« L’emploi de demain se prépare aujourd’hui »

Gros débat ce matin au Parlement bruxellois sur les délocalisations d’entreprises. Pour le Groupe cdH, c’est Benoît Cerexhe qui prend la parole :

« La gestion du boom démographique bruxellois, ce n’est pas qu’une question de logements, de crèches, d’écoles et d’infrastructures sportives. C’est aussi une question – vitale – d’Economie, de développement économique, de soutien aux entreprises et d’attention marquée aux besoins qui sont les leurs. » 

Certains signaux récents doivent nous alerter : « alors que Bruxelles comptait 718.000 postes de travail en 2013, ce chiffre tourne aujourd’hui autour des 700.000. Et l’enquête de la Chambre de Commerce de Bruxelles sur les entreprises qui ont quitté Bruxelles et celles qui y sont arrivées débouche également sur un solde négatif d’environ 5000 postes de travail, au détriment de notre Région. »

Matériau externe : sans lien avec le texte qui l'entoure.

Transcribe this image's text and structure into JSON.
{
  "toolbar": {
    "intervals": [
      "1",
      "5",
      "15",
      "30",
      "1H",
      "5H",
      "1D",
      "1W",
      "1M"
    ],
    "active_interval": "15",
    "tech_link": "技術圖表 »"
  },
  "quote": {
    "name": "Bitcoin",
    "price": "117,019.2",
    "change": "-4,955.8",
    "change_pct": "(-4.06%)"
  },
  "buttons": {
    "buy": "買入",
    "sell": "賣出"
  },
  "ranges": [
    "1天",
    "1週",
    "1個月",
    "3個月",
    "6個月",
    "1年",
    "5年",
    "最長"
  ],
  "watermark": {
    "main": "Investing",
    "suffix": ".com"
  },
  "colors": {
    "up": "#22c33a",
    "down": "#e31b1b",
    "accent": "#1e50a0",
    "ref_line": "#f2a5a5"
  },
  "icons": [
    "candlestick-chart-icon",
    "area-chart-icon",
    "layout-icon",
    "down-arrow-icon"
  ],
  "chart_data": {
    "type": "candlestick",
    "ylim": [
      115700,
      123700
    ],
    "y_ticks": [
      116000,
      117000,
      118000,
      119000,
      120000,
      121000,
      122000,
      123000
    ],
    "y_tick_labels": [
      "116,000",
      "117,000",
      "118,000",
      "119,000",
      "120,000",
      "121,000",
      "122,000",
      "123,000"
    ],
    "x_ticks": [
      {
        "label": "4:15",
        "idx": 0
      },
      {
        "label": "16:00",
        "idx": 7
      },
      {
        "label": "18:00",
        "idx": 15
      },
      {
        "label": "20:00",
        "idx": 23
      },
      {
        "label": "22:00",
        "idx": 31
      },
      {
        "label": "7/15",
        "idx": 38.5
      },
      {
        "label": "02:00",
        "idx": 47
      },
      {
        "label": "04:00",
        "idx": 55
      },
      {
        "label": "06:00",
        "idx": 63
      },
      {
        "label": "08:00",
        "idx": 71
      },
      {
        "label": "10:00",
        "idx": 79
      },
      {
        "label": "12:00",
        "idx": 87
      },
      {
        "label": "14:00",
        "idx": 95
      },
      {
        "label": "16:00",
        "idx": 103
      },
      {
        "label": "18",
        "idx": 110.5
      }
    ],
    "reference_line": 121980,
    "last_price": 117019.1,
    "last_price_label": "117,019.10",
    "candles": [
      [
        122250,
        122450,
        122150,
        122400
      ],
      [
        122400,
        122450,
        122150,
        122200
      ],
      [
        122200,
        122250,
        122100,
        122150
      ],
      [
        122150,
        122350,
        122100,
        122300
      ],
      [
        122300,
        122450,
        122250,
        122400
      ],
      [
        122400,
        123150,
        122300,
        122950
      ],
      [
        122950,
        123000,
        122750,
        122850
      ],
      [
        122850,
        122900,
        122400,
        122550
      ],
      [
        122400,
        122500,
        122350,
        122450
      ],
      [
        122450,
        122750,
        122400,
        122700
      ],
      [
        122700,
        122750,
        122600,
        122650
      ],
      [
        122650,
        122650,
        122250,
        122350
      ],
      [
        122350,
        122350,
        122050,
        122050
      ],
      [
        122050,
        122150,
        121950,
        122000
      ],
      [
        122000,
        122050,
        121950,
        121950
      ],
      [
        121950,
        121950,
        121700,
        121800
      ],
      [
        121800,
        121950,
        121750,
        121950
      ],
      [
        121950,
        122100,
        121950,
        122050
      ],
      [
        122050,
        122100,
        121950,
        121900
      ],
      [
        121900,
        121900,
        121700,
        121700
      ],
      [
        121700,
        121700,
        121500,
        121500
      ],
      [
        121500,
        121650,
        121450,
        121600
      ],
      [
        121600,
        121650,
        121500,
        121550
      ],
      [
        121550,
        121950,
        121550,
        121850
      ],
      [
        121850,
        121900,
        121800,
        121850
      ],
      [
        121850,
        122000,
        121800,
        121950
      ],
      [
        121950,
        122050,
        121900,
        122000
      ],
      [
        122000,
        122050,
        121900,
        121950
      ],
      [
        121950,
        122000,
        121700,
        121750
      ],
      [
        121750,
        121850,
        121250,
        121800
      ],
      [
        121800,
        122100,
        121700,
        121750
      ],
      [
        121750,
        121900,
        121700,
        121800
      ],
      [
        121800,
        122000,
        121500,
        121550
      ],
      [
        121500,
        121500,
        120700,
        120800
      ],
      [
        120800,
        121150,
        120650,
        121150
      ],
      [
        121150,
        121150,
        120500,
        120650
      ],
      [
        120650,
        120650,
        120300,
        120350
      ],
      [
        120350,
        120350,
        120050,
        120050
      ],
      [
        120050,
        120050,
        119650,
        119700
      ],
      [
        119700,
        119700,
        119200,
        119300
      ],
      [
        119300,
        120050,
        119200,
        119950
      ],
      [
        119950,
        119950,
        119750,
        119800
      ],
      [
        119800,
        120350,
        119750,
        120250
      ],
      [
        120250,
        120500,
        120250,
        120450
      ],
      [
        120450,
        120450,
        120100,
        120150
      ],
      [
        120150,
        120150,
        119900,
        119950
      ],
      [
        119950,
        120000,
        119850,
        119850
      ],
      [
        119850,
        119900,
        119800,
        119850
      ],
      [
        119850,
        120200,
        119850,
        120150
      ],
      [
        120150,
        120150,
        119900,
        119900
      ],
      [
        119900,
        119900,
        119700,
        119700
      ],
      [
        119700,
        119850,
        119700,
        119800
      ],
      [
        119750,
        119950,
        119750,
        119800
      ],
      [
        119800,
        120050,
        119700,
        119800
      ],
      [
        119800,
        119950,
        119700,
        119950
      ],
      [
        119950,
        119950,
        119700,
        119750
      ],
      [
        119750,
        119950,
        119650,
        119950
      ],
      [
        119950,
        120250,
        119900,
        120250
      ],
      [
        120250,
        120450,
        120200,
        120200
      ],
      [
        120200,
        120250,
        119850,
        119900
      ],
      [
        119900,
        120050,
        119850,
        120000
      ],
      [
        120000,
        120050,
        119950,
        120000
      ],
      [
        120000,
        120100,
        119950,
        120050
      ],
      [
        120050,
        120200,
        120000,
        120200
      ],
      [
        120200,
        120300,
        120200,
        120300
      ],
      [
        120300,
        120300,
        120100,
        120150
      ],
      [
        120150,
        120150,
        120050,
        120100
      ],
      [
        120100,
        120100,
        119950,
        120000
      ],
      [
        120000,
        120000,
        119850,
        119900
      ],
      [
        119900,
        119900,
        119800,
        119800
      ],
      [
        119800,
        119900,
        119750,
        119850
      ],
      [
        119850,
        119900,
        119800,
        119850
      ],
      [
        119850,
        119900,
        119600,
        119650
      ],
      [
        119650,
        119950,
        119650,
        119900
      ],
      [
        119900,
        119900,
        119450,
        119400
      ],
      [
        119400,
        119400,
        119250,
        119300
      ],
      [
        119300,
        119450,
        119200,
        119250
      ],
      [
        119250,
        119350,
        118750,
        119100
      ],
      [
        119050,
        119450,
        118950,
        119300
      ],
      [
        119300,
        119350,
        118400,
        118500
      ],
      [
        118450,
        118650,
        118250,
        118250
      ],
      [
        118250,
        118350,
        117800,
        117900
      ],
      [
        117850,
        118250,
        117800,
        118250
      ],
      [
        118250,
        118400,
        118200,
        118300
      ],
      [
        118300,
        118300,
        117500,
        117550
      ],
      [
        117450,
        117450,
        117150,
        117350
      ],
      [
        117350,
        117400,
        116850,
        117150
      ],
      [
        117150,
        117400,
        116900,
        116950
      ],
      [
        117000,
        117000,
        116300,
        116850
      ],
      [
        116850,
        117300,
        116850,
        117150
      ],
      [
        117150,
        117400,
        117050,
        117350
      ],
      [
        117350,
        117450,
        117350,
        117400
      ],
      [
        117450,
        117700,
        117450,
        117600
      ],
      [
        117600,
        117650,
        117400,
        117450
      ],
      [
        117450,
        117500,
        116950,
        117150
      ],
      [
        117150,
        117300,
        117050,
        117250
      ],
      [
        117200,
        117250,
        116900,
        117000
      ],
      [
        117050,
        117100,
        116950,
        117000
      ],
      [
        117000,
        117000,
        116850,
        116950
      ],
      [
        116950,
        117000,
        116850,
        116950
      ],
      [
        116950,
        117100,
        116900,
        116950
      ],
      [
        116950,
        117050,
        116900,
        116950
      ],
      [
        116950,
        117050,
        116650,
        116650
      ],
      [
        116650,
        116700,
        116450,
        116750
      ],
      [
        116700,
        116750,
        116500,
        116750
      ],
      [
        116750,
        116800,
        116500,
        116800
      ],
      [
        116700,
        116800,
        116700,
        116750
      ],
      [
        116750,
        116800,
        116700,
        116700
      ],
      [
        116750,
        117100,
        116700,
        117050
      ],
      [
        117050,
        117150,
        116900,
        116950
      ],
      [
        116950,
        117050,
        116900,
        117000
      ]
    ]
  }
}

« Certes les chiffres du chômage sont positifs pour la Région bruxelloise ; et nous nous en réjouissons, mais ces données sont des sonnettes d’alarme que l’on NE peut PAS ne pas entendre. »

« Car l’emploi de demain  se prépare dès aujourd’hui. »

« Pour cela, au-delà des aides à l’expansion économique que le Gouvernement bruxellois accorde, 5 politiques prioritaires doivent mobiliser les politiques :

1.       La mobilisation des réserves foncières. et une planification urbanistique qui permette aux entreprises, de trouver des zones à Bruxelles où elles peuvent se développer, exercer leurs activités,  sans que les nuisances qu’elles peuvent provoquer (mobilité, chargements/déchargements, bruit)  n’entravent la qualité de vie des habitants.

2.       La Recherche et l’Innovation. Pour appuyer le potentiel régional, la Région avait mis en place un Plan Régional pour l'Innovation (PRI). Il est devenu urgent de procéder au renouvellement de ce PRI.

3.       La fiscalité. Sous les deux dernières législatures, le gouvernement avait décrété un stop fiscal sur l’activité économique et supprimer un certain nombre de taxes, comme celles pesant sur le matériel informatique, l’outillage ou la force motrice. C’était des signaux positifs envoyés vers les acteurs économiques.

4.       L’attraction d’investisseurs étrangers. L’image de Bruxelles est sortie très largement écornée des événements tragiques qui ont secoué Paris et Bruxelles depuis un an. De nouvelles stratégies doivent être développées.

5.       la Mobilité.  Les déplacements dans et vers Bruxelles sont devenus catastrophiques. Pour les entreprises, la Mobilité est devenue l’un des facteurs clés dans la décision de localisation ou délocalisation d’un siège. Nul besoin d’être grand clerc pour comprendre que la paralysie du trafic vers et dans Bruxelles, combinée à une offre de transports en commun pas suffisamment étoffée  –handicape Bruxelles et irrite les entreprises, qui voient  leur personnel perdre un temps précieux dans les embouteillages.

Une étude du Boston Consulting Group nous a appris récemment que la numérisation, la digitalisation de nos économies, permettrait de créer – chiffre net- quelque 300.000 emplois en Belgique.

« Ce doit être notre ambition d’essayer d’attirer sur notre territoire régional un tiers de ces emplois nouveaux…  Et il en est d’autres,  des opportunités. A nous de les saisir, avant que d’autres ne le fassent », conclut Benoît Cerexhe.